Gordon Wood in the Radical Middle

Watching the historian Gordon Wood on Book TV’s “In Depth” program on C-Span 2 where they spend three hours interviewing a noted author. He’s a popular historian of revolutionary America. What struck me was his complete ignorance of questions regarding the philosophy of history writing and the value-laden character of all history writing. He was asked about Howard Zinn’s “People’s History of the United States” and saw it as emphasizing only a “dark” view of American history and implied that it doesn’t tell the whole story, which presumably Wood does. Wood says nothing about Zinn’s book being a counter-history to conventional history and that it chooses a different perspective from which to write history, that of the poorer, disempowered people who are generally overlooked in conventional history writing. Wood shows no awareness that there is even a question regarding the perspectival character of history writing. Even on a show for the general public this could be acknowledged.

Then Wood was asked about how he reacts to histories written that are to the political right and to the political left of him.
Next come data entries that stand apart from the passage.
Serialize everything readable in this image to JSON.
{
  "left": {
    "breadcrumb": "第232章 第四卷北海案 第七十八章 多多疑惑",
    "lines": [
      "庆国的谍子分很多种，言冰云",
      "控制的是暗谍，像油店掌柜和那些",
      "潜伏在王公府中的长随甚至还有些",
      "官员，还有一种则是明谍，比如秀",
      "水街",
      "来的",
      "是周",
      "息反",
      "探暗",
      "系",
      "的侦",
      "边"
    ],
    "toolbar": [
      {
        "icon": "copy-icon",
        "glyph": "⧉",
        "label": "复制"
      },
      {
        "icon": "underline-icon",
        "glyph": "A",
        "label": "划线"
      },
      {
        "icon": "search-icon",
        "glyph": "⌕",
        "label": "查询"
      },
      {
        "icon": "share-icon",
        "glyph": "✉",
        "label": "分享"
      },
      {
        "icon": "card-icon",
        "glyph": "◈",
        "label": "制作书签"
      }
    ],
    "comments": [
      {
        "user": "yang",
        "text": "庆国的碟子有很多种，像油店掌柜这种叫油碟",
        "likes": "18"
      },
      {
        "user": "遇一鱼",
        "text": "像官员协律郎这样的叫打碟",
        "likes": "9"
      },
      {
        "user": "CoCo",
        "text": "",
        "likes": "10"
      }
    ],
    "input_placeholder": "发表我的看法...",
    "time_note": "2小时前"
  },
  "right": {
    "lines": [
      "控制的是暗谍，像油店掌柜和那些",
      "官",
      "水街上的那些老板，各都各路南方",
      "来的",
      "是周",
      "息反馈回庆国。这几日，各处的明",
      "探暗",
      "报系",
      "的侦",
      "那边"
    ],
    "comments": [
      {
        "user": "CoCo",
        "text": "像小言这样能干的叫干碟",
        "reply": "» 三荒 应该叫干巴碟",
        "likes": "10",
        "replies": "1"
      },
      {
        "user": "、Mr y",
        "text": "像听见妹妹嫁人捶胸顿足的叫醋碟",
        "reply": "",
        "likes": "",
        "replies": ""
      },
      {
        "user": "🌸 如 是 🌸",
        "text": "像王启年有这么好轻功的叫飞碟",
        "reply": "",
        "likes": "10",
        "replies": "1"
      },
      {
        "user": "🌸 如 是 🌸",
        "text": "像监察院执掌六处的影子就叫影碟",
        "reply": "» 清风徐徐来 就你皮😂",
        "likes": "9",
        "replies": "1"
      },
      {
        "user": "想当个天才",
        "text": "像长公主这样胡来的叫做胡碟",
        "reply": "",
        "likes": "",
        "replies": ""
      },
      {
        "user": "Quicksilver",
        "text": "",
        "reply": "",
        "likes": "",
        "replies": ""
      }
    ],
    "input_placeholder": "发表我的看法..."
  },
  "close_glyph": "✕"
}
He used the hoary defense of thinking he’s doing something right (correct) because he’s criticized by both sides. This is a ridiculous defense I’ve heard many times since you could also conclude that you are doubly wrong because you’re being criticized twice. But the point of the defense is to portray the two sides criticizing you as having an agenda so Wood can say that he transcends that partisanship but occupying the neutral middle. This is the myth of the neutral observer which people who hew to the reigning values use to make it appear as if they are disinterested truth tellers. Wood can’t see that he has a perspective like everyone else and everyone has to choose the values that will inform their history-telling. This doesn’t mean that there aren’t agreed upon (and debated) criteria for determining facts and good arguments, it means that any history writer who is telling the story of the past must have a value system in order to organize their narrative. This is the argument of Hayden White. What’s striking about Wood is that he indicates no awareness of this perspective and blithely believes that his position in the center, away from the agenda-biased extremes, allows him to simply get at the truth better.